Traffic prediction is one of the most significant foundations in Intelligent Transportation Systems (ITS). Traditional traffic prediction methods rely only on historical traffic data to predict traffic trends and face two main challenges. 1) insensitivity to unusual events. 2) limited performance in long-term prediction. In this work, we explore how generative models combined with text describing the traffic system can be applied for traffic generation, and name the task Text-to-Traffic Generation (TTG). The key challenge of the TTG task is how to associate text with the spatial structure of the road network and traffic data for generating traffic situations. To this end, we propose ChatTraffic, the first diffusion model for text-to-traffic generation. To guarantee the consistency between synthetic and real data, we augment a diffusion model with the Graph Convolutional Network (GCN) to extract spatial correlations of traffic data. In addition, we construct a large dataset containing text-traffic pairs for the TTG task. We benchmarked our model qualitatively and quantitatively on the released dataset. The experimental results indicate that ChatTraffic can generate realistic traffic situations from the text. Our code and dataset are available at https://github.com/ChyaZhang/ChatTraffic.
Paper Structure (27 sections, 11 equations, 7 figures, 3 tables)

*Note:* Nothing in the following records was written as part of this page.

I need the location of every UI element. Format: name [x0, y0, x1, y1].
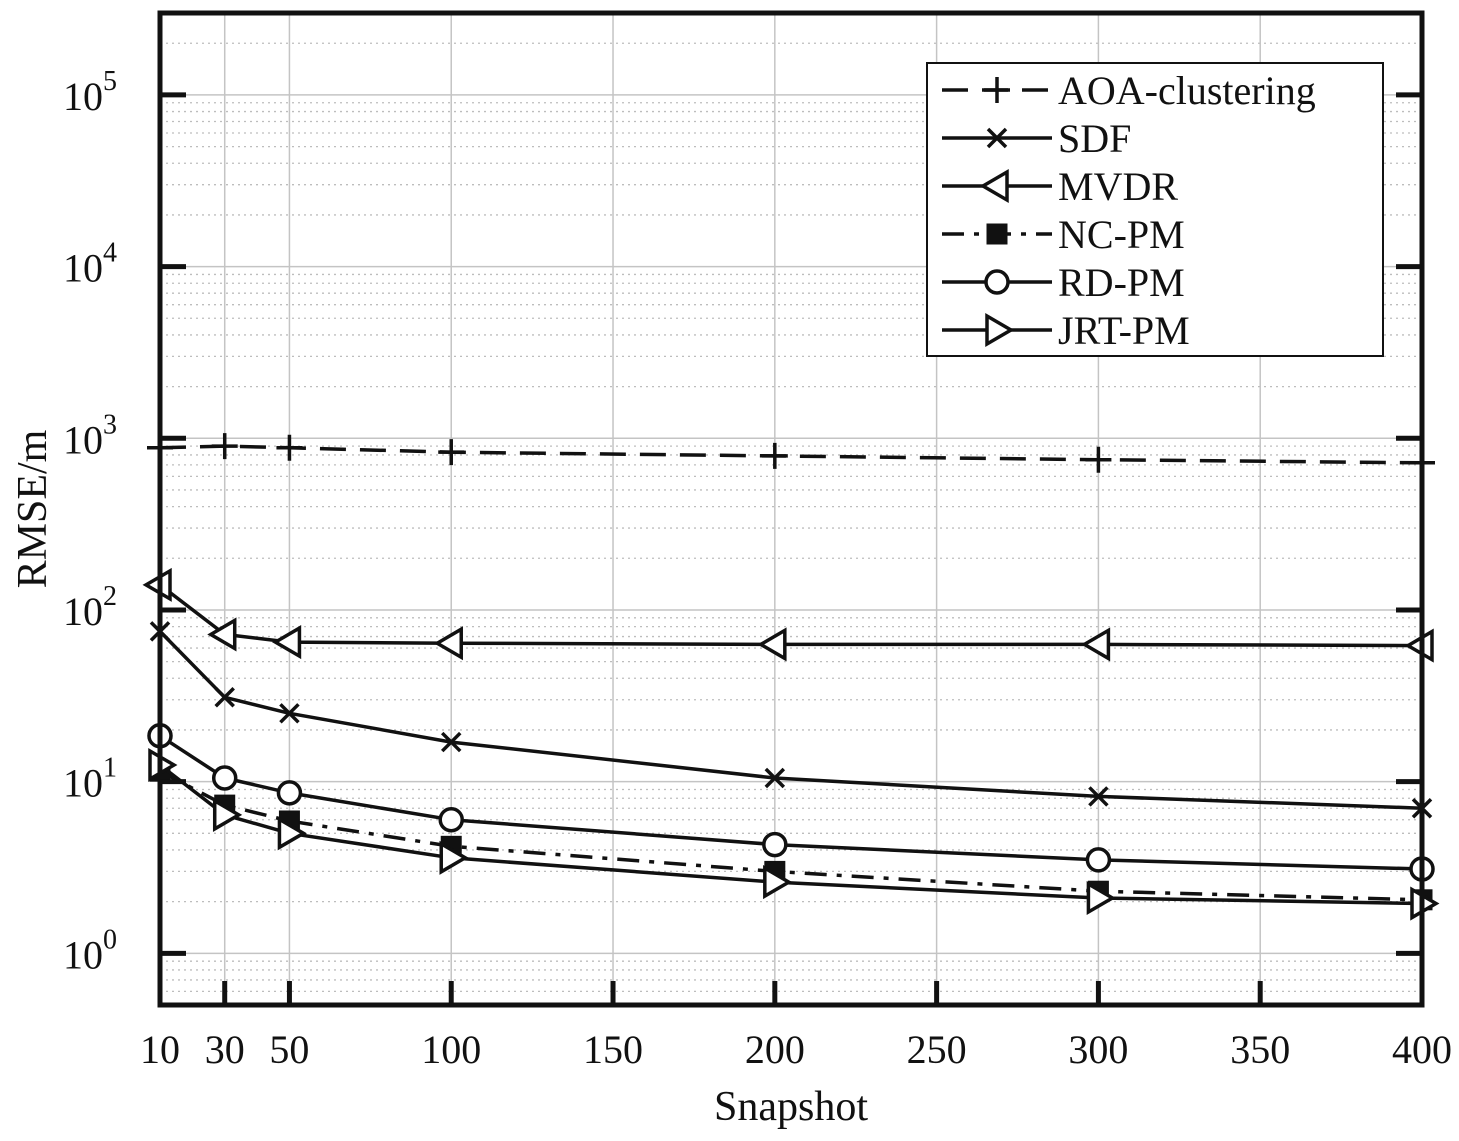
legend-item: JRT-PM — [942, 308, 1190, 353]
x-marker — [279, 703, 300, 724]
circle-marker — [1085, 847, 1112, 873]
legend-item: MVDR — [942, 164, 1178, 209]
legend-item: RD-PM — [942, 260, 1185, 305]
legend-item: AOA-clustering — [942, 68, 1316, 113]
x-marker — [440, 731, 462, 753]
y-tick-label: 102 — [63, 581, 117, 634]
series-line — [159, 769, 1423, 902]
x-marker — [986, 127, 1008, 149]
y-tick-label: 101 — [63, 753, 117, 806]
x-tick-label: 30 — [205, 1027, 245, 1072]
series-nc-pm — [149, 760, 1433, 911]
plus-marker — [1085, 446, 1112, 473]
series-layer — [142, 433, 1440, 921]
triangle-right-marker — [439, 840, 469, 875]
legend-label: MVDR — [1058, 164, 1178, 209]
triangle-left-marker — [979, 168, 1009, 204]
triangle-left-marker — [207, 617, 237, 652]
x-marker — [1088, 786, 1109, 807]
circle-marker — [211, 765, 238, 791]
triangle-left-marker — [433, 626, 463, 661]
series-sdf — [149, 621, 1433, 819]
triangle-left-marker — [271, 625, 302, 660]
plus-marker — [761, 442, 788, 469]
circle-marker — [276, 780, 303, 806]
legend-label: NC-PM — [1058, 212, 1185, 257]
x-tick-label: 100 — [421, 1027, 481, 1072]
circle-marker — [984, 269, 1010, 295]
tick-marks — [157, 92, 1425, 1005]
square-marker — [986, 223, 1008, 245]
x-tick-label: 200 — [745, 1027, 805, 1072]
y-tick-labels: 100 101 102 103 104 105 — [63, 66, 117, 977]
triangle-right-marker — [1086, 880, 1116, 916]
y-axis-title: RMSE/m — [10, 429, 56, 588]
x-tick-label: 50 — [269, 1027, 309, 1072]
triangle-left-marker — [1080, 627, 1111, 662]
plot-frame — [157, 10, 1425, 1008]
x-tick-label: 10 — [140, 1027, 180, 1072]
x-axis-title: Snapshot — [714, 1084, 868, 1130]
y-tick-label: 103 — [63, 409, 117, 462]
legend-box — [926, 62, 1384, 357]
x-tick-label: 400 — [1392, 1027, 1452, 1072]
x-marker — [764, 767, 786, 789]
legend-label: JRT-PM — [1058, 308, 1190, 353]
series-mvdr — [142, 567, 1434, 663]
x-tick-label: 250 — [907, 1027, 967, 1072]
legend-label: AOA-clustering — [1058, 68, 1316, 113]
triangle-right-marker — [763, 865, 793, 900]
y-tick-label: 100 — [63, 924, 117, 977]
y-tick-label: 104 — [63, 238, 117, 291]
x-tick-label: 350 — [1230, 1027, 1290, 1072]
legend-label: SDF — [1058, 116, 1131, 161]
legend-label: RD-PM — [1058, 260, 1185, 305]
x-marker — [214, 687, 235, 708]
x-tick-labels: 10 30 50 100 150 200 250 300 350 400 — [140, 1027, 1452, 1072]
triangle-right-marker — [212, 797, 243, 832]
legend-item: NC-PM — [942, 212, 1185, 257]
triangle-right-marker — [985, 312, 1015, 348]
plus-marker — [984, 77, 1010, 103]
triangle-left-marker — [757, 627, 787, 662]
legend-item: SDF — [942, 116, 1131, 161]
plus-marker — [276, 434, 303, 461]
triangle-right-marker — [277, 816, 307, 851]
x-tick-label: 150 — [583, 1027, 643, 1072]
x-tick-label: 300 — [1068, 1027, 1128, 1072]
plus-marker — [438, 439, 465, 466]
plus-marker — [211, 433, 238, 460]
y-tick-label: 105 — [63, 66, 117, 119]
series-jrt-pm — [148, 747, 1440, 921]
circle-marker — [438, 806, 464, 833]
circle-marker — [762, 831, 788, 858]
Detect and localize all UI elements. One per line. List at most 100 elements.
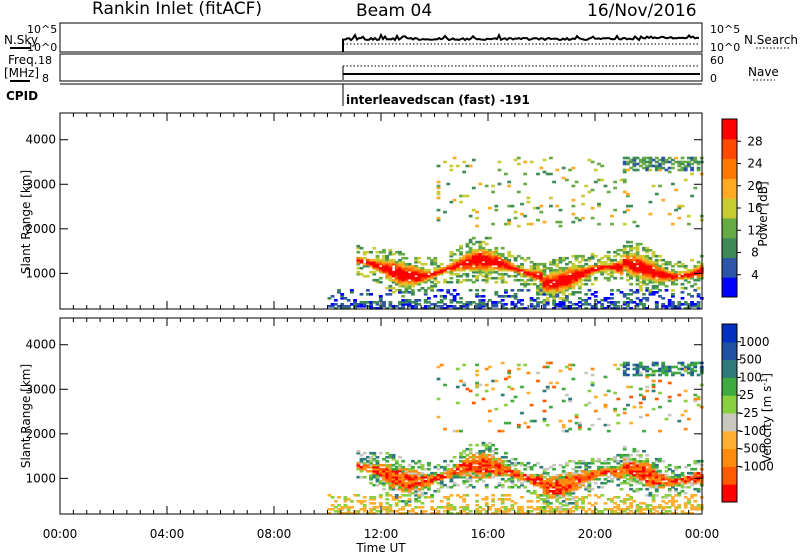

This paper contains 27 sections, 11 equations, 7 figures, 3 tables.

Figures (7)

  • Figure 1: Two main challenges confronted by existing traffic prediction methods. 1) Insensitive to abnormal events. 2) Limited performance in long-term prediction.
  • Figure 2: Text-to-traffic generation via diffusion model. Given a piece of text describing the transportation system (including time and events), we present the diffusion-based ChatTraffic to generate the traffic situation. For the first time, our proposed ChatTraffic is capable of generating traffic situations (speed, congestion level, and passing time) according to the text. This enables ChatTraffic to provide predictions of how future events (road construction, unexpected accidents, unusual weather) will affect the urban transportation system, pushing this domain a considerable step forward.
  • Figure 3: Method overview. The core components of our proposed ChatTraffic are a UNet consisting of ResNet and cross-attention, and a GCN. We first populate and reshape the data to make it more suitable for use as input to a diffusion model. We use a text encoder to extract feature embeddings from text describing the traffic system. Furthermore, we introduce a GCN to achieve stronger generative consistency. The GCN takes the noisy traffic data $x_{t}$ and the adjacency matrix $A$ describing the spatial correlations of the road network as inputs to associate structural and state features of the road network. The UNet takes the textual feature embeddings and the outputs of the GCN as inputs to predict the denoised traffic data.
  • Figure 4: Illustration of adding noise to traffic data. From left to right represents the gradual addition of noise to the traffic data. From top to bottom are four different junctures of traffic data presented in the form of 'images'.
  • Figure 5: Qualitative comparison of ChatTraffic with two traditional traffic prediction methods on five specific junctures. The first to fifth rows represent five specific junctures. Best viewed in red boxes.